Das Gros der den Neuen Privatisierungsgrundsätzen unterliegenden langfristigen Pachtverträge ist in den Jahren 2011 und 2012 ausgelaufen.

Das Land bemüht sich derzeit um die Übernahme der BVVG-Flächen. Allerdings ist ein Erwerb um jeden Preis nicht zu verantworten. Es werden verschiedene Optionen geprüft.

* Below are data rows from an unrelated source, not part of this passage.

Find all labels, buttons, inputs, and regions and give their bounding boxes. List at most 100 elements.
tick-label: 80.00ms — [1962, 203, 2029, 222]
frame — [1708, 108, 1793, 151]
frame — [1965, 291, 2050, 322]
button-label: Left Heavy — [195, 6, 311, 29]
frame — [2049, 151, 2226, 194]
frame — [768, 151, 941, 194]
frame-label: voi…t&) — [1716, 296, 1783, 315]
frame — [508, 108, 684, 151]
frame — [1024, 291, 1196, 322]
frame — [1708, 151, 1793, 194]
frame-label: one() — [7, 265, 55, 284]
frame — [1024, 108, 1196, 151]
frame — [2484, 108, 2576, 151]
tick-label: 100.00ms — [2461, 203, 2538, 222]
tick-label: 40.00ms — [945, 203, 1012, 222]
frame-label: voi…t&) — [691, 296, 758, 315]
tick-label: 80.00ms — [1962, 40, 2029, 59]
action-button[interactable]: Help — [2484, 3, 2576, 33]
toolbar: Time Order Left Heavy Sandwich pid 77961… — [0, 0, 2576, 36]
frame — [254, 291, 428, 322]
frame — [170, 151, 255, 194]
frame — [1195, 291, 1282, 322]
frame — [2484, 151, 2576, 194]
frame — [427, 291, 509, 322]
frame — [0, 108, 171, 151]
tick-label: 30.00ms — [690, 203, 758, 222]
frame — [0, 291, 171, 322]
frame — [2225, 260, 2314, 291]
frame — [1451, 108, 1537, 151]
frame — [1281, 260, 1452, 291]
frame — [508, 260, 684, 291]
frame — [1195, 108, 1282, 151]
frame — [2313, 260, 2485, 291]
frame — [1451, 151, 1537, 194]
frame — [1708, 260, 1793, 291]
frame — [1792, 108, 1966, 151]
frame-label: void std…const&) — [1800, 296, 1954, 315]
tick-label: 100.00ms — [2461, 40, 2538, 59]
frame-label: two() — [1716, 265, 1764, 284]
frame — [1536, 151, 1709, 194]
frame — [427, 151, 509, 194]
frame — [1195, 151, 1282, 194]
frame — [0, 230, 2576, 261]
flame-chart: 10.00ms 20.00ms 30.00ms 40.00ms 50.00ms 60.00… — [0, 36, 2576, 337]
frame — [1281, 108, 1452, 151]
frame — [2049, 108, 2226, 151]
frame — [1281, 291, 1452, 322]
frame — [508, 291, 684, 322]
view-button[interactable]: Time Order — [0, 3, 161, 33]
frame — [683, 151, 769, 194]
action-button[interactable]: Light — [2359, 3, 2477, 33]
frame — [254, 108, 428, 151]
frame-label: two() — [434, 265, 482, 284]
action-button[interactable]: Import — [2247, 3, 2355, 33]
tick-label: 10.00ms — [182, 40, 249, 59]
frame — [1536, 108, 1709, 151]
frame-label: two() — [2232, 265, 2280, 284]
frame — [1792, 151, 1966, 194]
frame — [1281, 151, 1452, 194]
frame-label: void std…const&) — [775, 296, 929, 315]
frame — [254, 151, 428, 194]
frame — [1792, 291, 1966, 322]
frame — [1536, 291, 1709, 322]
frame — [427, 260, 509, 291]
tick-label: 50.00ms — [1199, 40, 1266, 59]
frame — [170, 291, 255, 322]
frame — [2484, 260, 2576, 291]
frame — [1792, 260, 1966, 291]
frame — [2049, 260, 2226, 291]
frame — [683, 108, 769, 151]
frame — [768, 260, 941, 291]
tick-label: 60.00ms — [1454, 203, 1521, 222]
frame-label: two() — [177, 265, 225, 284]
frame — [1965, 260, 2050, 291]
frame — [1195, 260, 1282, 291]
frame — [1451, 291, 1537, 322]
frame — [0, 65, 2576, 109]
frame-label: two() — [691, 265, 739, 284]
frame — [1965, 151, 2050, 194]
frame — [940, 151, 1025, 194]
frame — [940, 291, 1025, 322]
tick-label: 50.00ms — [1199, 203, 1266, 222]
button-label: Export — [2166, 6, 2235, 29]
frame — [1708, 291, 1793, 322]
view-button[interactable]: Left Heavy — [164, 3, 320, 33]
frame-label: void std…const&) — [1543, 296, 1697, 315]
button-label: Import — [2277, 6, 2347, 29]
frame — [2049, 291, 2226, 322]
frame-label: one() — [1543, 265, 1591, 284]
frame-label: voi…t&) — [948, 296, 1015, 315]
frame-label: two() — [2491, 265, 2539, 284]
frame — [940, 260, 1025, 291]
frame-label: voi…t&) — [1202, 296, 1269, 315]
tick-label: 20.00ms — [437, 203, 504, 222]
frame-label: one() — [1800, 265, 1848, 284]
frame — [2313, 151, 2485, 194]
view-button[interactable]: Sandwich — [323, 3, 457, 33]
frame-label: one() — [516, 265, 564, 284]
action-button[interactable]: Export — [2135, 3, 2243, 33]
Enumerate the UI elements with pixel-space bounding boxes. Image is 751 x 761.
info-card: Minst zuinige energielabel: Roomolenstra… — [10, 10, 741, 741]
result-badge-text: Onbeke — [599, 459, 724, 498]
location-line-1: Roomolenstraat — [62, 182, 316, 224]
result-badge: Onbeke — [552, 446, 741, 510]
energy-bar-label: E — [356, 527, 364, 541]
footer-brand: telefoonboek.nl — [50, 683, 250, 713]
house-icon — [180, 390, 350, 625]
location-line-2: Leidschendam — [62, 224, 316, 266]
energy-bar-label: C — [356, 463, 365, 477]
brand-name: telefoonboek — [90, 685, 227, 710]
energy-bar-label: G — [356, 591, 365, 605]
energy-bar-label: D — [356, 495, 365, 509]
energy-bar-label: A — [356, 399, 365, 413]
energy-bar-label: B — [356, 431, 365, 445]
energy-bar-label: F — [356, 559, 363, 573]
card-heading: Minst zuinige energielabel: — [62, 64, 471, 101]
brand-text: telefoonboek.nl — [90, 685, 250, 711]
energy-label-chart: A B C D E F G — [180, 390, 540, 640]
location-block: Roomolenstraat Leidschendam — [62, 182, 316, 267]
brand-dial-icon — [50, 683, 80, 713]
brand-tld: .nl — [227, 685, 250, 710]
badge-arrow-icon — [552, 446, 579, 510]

Aufrechterhaltung des Grundstücksverkehrsgesetzes

Das Grundstücksverkehrsgesetz räumt dem aufstockungsbedürftigen, erwerbswilligen und erwerbsfähigen Landwirt einen Vorrang zum Kauf landwirtschaftlicher Flächen ein. Die beurkundenden Notare und Vertragsparteien haben Kaufverträge über landwirtschaftliche Nutzfläche von mehr als 2 ha den örtlich zuständigen StÄLU zur Genehmigung nach dem Grundstücksverkehrsgesetz vorzulegen. Ist ein Nichtlandwirt Vertragspartner in einem Kaufvertrag über landwirtschaftliche Nutzfläche, dann ist dem gemeinnützigen Siedlungsunternehmen die Möglichkeit eröffnet, das Vorkaufsrecht nach dem Reichssiedlungsgesetz auszuüben. Mit der Ausübung des Vorkaufsrechts kommt der Vertrag zwischen dem Verkäufer und dem gemeinnützigen Siedlungsunternehmen zu Stande.

Auskünfte zu Kauf- und Pachtpreisen

Auskünfte zu Kauf- und Pachtpreisen können die Gutachterausschüsse für Grundstückswerte der Landkreise geben.

Die Staatlichen Ämter für Landwirtschaft und Umwelt können als zuständige Behörde für die Umsetzung des Landpachtverkehrsgesetzes unter Beachtung datenschutzrechtlicher Bestimmungen Auskünfte zu Pachtpreisen in ihrem Amtsbereich erteilen.